In contrast with the norm of having open studios where designers displayed their products and art, but the majority of the themes were spread across the city and addressed the environmentalism and the community service. This year focused on the use of design as a means to solve problems that Beirut is facing, be it pollution, lack of proper public transportation and road congestion, lack of public spaces, or general lack of awareness which has left the city’s inhabitants complacency to its problems.
A striking example of eco-conscious design is the brand NK by Nour Kays, which fuses single-use plastic bags together to make tote bags, clutches and other practical accessories. Kays had her first open studio on the first day of Beirut Design Week.
The AUB Neighborhood Initiative, housed in Jeanne D’arc Street, held a large number of small events that week. The initiative had set up several stations that stood out, such as a large coloring installation with Color Me Beirut, a sidewalk map with Zawarib, and the first mobile garden in the Arab World.
The truck contained species of plants native to Lebanon and specified the region in which each of them grows best. It also has solar panels on the its roof and is economizes energy.
The Neighborhood Initiative, in collaboration with Architecture students, installed an upcycled bench made out of several cardboard tubes, on Jeanne D’arc.

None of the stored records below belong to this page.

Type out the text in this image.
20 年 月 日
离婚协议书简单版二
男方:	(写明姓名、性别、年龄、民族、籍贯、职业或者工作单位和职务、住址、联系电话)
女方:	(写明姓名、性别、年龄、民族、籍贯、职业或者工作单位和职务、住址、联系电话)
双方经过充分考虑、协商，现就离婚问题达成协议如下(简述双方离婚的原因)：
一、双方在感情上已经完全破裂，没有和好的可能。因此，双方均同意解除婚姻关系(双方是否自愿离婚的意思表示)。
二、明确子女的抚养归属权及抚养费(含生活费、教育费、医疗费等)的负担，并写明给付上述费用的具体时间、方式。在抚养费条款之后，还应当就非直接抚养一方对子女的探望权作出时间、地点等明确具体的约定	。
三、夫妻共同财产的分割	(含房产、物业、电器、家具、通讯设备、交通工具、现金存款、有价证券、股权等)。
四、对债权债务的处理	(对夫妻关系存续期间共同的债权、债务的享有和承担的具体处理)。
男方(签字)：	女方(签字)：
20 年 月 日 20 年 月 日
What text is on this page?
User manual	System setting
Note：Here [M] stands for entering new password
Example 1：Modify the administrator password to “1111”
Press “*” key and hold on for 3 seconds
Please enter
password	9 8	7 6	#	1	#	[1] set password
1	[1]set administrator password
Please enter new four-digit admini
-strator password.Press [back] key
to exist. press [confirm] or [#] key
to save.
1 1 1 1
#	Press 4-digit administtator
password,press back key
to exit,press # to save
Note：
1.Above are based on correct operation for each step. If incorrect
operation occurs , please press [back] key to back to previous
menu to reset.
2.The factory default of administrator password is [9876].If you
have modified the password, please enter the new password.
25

Among the other small events and collaborations in the area, The Chain Effect installed a car-shaped bicycle parking rack on Abdelaziz street, in Hamra. The installation’s aim was to show that one parked car takes up the same space as 12 bicycles, all the while provides bikers with a secure place to leave their bike.
The AUB Neighborhood Initiative also presented a free library permanent installation in collaboration with District D under the name “Red Reading Hood.” Passersby are encouraged to take a book and leave a book to build ties between the community through reading.
“I really liked how much more buzz Beirut Design Week got this year compared to previous editions,” said Severine Haykal, Graphic Design Ph.D. candidate who attended some of the events. Many attendees were also enjoying the expansion of BDW this year but were disheartened by having to miss some of the overlapping events.
Beirut Design Week gave the city a fresh breath, a much needed renovation, even if many of the installations had to be removed the week after.